In spite of the above, most current tables and dive computers give decompression profiles that work most of the time, for most divers, for single recreational dives. They also work fairly well for two and sometimes even three dives in one day. However, as mentioned above, there has been VERY little formal testing done for doing more that one dive a day. The equations are ASSUMED to work for several dives in one day and several days of consecutive diving, but they have not been well tested for this kind of diving.
When you adjust an equation to fit the data, the more data you have, the better the equation can be adjusted to fit the data (in simple English, lots of good data means the table will be 'safe').
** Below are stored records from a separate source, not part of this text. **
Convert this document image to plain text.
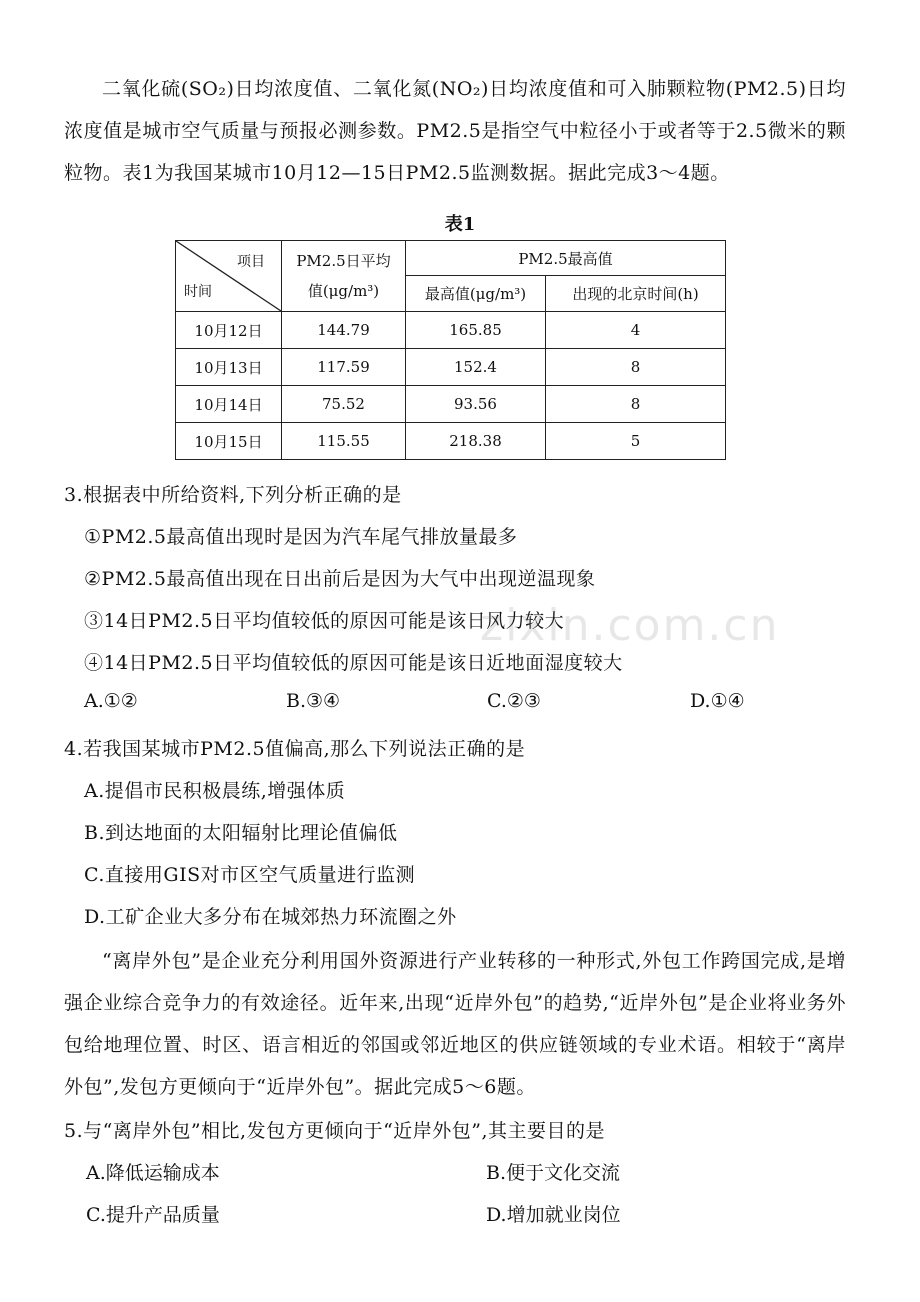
二氧化硫(SO₂)日均浓度值、二氧化氮(NO₂)日均浓度值和可入肺颗粒物(PM2.5)日均浓度值是城市空气质量与预报必测参数。PM2.5是指空气中粒径小于或者等于2.5微米的颗粒物。表1为我国某城市10月12—15日PM2.5监测数据。据此完成3～4题。
表1
项目
时间	PM2.5日平均值(μg/m³)	PM2.5最高值	
		最高值(μg/m³)	出现的北京时间(h)
10月12日	144.79	165.85	4
10月13日	117.59	152.4	8
10月14日	75.52	93.56	8
10月15日	115.55	218.38	5
3.根据表中所给资料,下列分析正确的是
①PM2.5最高值出现时是因为汽车尾气排放量最多
②PM2.5最高值出现在日出前后是因为大气中出现逆温现象
③14日PM2.5日平均值较低的原因可能是该日风力较大
④14日PM2.5日平均值较低的原因可能是该日近地面湿度较大
A.①②	B.③④	C.②③	D.①④
4.若我国某城市PM2.5值偏高,那么下列说法正确的是
A.提倡市民积极晨练,增强体质
B.到达地面的太阳辐射比理论值偏低
C.直接用GIS对市区空气质量进行监测
D.工矿企业大多分布在城郊热力环流圈之外
“离岸外包”是企业充分利用国外资源进行产业转移的一种形式,外包工作跨国完成,是增强企业综合竞争力的有效途径。近年来,出现“近岸外包”的趋势,“近岸外包”是企业将业务外包给地理位置、时区、语言相近的邻国或邻近地区的供应链领域的专业术语。相较于“离岸外包”,发包方更倾向于“近岸外包”。据此完成5～6题。
5.与“离岸外包”相比,发包方更倾向于“近岸外包”,其主要目的是
A.降低运输成本	B.便于文化交流
C.提升产品质量	D.增加就业岗位
zixin.com.cn
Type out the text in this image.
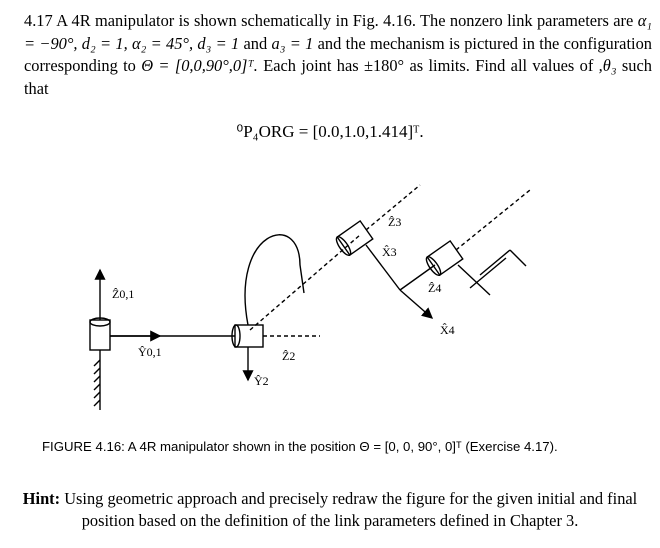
4.17 A 4R manipulator is shown schematically in Fig. 4.16. The nonzero link parameters are α₁ = −90°, d₂ = 1, α₂ = 45°, d₃ = 1 and a₃ = 1 and the mechanism is pictured in the configuration corresponding to Θ = [0,0,90°,0]ᵀ. Each joint has ±180° as limits. Find all values of ,θ₃ such that

⁰P₄ORG = [0.0,1.0,1.414]ᵀ.
Ẑ0,1
Ŷ0,1	Ẑ2
Ŷ2
Ẑ3
X̂3
Ẑ4
X̂4
FIGURE 4.16: A 4R manipulator shown in the position Θ = [0, 0, 90°, 0]ᵀ (Exercise 4.17).
Hint: Using geometric approach and precisely redraw the figure for the given initial and final position based on the definition of the link parameters defined in Chapter 3.
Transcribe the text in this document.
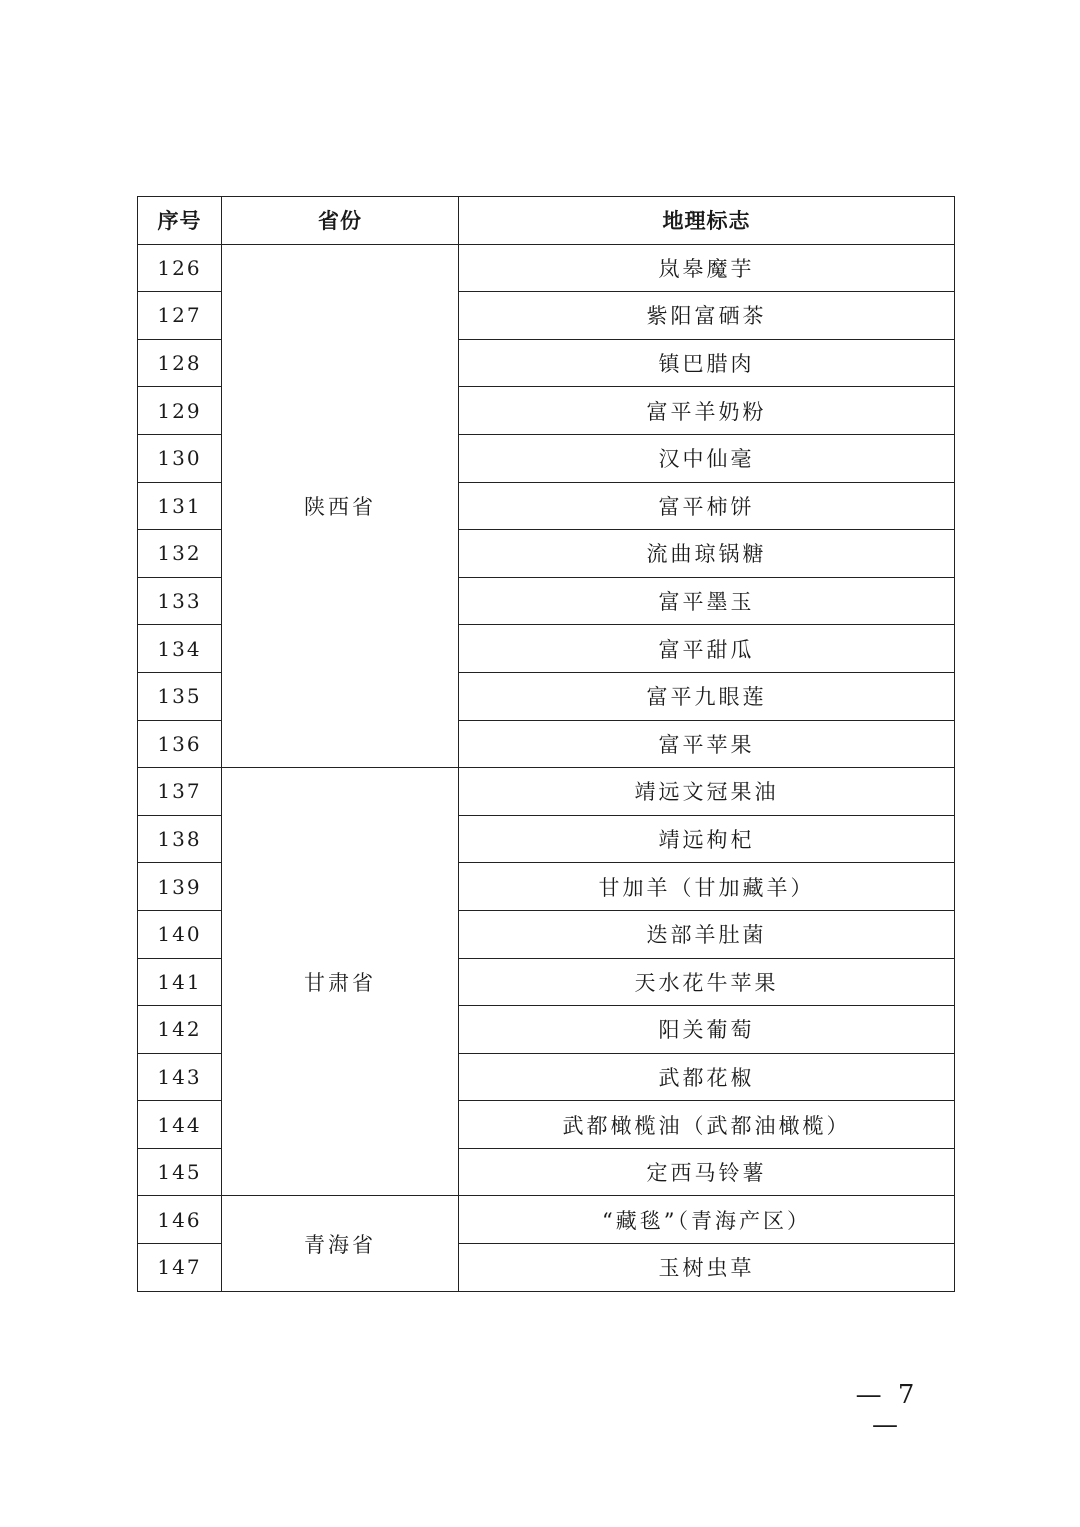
序号	省份	地理标志
126	陕西省	岚皋魔芋
127		紫阳富硒茶
128		镇巴腊肉
129		富平羊奶粉
130		汉中仙毫
131		富平柿饼
132		流曲琼锅糖
133		富平墨玉
134		富平甜瓜
135		富平九眼莲
136		富平苹果
137	甘肃省	靖远文冠果油
138		靖远枸杞
139		甘加羊（甘加藏羊）
140		迭部羊肚菌
141		天水花牛苹果
142		阳关葡萄
143		武都花椒
144		武都橄榄油（武都油橄榄）
145		定西马铃薯
146	青海省	“藏毯”（青海产区）
147		玉树虫草
— 7 —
When you have little data, or even worse, when you 'extrapolate' your equation outside your data, the reliability of the equation is unknown (in simple English, the table might be safe, or it might be totally unsafe, you have no way to know). Therefore, when we do more than two dives in one day, we are doing a type of diving that has not been well tested, and our risk of DCS might be much higher.
It is very important to remember that just because we slept, and the date changed on the calendar, we are not necessarily starting a new dive series. If we did a late evening or night dive, the first dive the next day will be a repetitive dive. If we did deep/long dives, the first dive the next day could be a repetitive dive. This could be true even if your table or computer calculates you have eliminated your excess inert gas.
I am out of room in this column but by now it should be fairly clear that we can reasonably expect an increasing risk of DCS with repetitive diving. We will continue this discussion and move on to multi-day diving in the next column.